The remainder of the novel concerns how these village residents with petty concerns are brought up short by the war and quickly are stripped of their pride to do their part for the war.  There are more shocks to come, a little romance, and tenderness within each connection to grip the reader until the very last page.

The Summer Before the War… is lovely historical fiction which this reviewer highly recommends.

Rain Dogs: A Detective Sean Duffy Novel by Adrian McKinty

Rain Dogs: A Detective Sean Duffy Novel. Adrian McKinty. Seventh Street Books/Prometheus Books. March 2016. 315 pp.  ISBN#: 9781633881303.

Sean Duffy has nothing going right these days.  He’s just been dumped by his girlfriend, Beth, who is ten years younger than he is.  He’s just been assigned to the protective unit for a Muhammed Ali visit to Ireland. 

The story takes place in Carrickfergus which is close to Belfast.  It’s the time of the Irish Troubles when the IRA is dropping bombs left and right as a protest method to gain Irish independence.  It’s a bit of a far stretch to imagine how these bombs could be an asset in their goal but for now it is what it is.  So for now Detectives like Duffy check under their cars for bombs every time they set out to travel somewhere.  Ali during his tour actually turns around and confronts protestors, winning them over with his charm and panache.

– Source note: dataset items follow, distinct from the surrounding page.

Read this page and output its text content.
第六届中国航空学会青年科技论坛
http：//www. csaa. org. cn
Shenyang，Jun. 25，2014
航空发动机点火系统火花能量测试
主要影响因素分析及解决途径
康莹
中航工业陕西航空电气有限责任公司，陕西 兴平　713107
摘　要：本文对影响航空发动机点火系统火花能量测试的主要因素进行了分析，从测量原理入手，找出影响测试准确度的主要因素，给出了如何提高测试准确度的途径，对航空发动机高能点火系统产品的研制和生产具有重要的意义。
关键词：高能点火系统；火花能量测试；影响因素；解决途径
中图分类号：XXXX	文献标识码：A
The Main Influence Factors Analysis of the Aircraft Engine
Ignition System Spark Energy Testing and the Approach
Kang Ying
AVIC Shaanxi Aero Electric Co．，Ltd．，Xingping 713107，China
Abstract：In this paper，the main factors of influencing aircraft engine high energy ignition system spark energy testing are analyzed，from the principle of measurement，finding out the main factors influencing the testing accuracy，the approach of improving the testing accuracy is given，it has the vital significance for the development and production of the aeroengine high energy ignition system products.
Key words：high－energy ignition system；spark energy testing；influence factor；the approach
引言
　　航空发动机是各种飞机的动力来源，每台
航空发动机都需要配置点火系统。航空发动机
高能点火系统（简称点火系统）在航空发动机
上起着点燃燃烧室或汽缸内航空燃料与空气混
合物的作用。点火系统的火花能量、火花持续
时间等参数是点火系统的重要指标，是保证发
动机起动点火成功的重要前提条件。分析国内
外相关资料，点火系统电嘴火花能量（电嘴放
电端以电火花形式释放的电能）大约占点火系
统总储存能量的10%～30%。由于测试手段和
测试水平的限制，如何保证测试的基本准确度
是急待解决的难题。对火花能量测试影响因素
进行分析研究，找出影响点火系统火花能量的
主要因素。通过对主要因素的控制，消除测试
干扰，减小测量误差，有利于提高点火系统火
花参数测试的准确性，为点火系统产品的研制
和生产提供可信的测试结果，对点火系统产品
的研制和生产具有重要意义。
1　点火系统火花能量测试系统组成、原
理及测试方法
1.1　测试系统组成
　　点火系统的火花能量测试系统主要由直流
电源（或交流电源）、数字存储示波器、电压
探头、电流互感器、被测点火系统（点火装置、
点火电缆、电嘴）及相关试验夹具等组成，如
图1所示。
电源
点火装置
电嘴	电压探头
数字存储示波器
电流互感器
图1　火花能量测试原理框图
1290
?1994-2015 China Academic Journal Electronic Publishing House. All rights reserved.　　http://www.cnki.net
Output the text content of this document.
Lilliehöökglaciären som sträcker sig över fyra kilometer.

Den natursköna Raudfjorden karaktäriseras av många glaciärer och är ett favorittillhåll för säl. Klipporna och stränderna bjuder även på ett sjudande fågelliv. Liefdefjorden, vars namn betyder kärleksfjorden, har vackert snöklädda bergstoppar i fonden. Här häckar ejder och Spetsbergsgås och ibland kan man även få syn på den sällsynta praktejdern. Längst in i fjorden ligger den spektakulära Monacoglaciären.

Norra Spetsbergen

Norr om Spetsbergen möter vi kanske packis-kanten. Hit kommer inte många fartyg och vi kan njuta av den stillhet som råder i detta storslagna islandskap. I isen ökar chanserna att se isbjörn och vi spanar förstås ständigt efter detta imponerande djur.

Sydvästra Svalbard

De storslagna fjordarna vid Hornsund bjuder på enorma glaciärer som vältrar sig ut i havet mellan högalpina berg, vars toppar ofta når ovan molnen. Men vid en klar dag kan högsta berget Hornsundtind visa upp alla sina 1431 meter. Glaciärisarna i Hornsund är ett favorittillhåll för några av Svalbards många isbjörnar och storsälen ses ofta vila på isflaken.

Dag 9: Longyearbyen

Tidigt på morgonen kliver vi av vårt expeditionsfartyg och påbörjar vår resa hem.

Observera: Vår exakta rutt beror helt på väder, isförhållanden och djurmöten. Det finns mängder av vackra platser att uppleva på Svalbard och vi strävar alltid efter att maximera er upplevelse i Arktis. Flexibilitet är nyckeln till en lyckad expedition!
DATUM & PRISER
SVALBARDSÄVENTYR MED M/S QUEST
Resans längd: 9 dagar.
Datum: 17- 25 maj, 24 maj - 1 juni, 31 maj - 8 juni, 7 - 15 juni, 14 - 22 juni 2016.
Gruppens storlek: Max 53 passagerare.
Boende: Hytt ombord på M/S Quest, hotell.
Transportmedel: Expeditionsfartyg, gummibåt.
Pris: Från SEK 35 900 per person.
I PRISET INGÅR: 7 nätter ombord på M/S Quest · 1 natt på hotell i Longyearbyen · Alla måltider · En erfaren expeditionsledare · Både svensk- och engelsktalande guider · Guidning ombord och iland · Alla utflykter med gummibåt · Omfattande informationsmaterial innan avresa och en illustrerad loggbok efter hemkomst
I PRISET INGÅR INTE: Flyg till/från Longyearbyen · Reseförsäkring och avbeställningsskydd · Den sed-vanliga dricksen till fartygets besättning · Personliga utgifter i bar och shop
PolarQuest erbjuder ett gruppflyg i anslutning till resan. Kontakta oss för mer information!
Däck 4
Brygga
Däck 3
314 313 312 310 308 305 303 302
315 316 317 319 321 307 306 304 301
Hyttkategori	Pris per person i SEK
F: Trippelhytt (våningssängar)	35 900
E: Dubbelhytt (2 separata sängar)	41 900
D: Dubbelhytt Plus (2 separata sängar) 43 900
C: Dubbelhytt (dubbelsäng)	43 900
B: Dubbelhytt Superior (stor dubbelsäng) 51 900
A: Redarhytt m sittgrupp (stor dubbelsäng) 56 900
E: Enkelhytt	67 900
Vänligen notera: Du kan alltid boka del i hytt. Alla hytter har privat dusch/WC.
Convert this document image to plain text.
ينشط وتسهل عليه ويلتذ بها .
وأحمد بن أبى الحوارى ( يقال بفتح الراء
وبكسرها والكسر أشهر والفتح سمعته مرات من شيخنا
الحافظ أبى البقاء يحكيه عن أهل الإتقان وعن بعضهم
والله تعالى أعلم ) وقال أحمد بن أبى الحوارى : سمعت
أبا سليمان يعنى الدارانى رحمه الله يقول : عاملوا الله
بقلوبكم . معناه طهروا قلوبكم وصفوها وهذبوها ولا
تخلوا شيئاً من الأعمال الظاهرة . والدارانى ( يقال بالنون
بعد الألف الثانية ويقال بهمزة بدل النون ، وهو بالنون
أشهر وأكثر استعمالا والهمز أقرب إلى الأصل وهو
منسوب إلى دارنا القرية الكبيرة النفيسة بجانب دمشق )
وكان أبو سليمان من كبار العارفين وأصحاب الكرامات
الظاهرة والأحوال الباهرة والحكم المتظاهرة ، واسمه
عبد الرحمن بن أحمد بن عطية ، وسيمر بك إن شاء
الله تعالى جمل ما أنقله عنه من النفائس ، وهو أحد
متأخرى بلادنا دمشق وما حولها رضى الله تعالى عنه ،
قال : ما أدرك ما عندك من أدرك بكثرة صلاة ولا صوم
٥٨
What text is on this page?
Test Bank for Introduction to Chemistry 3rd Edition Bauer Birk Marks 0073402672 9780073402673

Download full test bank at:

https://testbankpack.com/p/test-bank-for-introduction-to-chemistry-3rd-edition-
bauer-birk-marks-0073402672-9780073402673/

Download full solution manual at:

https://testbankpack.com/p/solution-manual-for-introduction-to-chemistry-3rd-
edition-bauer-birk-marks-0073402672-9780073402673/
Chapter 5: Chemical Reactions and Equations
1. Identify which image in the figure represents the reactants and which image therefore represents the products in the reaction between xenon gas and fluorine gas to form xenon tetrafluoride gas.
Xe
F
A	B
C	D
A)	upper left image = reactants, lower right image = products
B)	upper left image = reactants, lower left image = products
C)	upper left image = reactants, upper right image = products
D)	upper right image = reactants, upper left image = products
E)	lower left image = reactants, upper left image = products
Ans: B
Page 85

But the day isn’t done before there are two problems, one minor and one major.  A Finnish delegation has come to the area to check it out as a potential site for a large new business and of course the town officials want and English government want everything to proceed ultra-smoothly.  However, one of the Finnish delegation member’s wallet is declared missing and a young woman is found dead from a possible suicide in Carrickfergus Castle. The first is a joke; the second turns out to be a complex mystery.  Why did this young journalist kill herself?  Why did the night guard not know she was still in the Castle after closing hours? 

The plot becomes quite complex when it turns out that the Finnish delegation was not as innocent as it appeared to the public.  Add to that another policeman is killed from a bomb under the car and of course everyone assumes it’s just another IRA plot, nothing new.  It turns out that’s not so either.

Duffy for a long time keeps receiving false leads but if it’s one thing Duffy has a reputation for, it’s persistence, relentless.

Rain Dogs… has many other twists and turns that keep the reader flipping the pages and rapidly reading.  This is my first Sean Duffy mystery, and I am looking forward to read the other novels in which he is the sleuth solving crimes in tumultuous Ireland!  Very nicely done, Adrian McKinty and recommended reading for all who love a good mystery!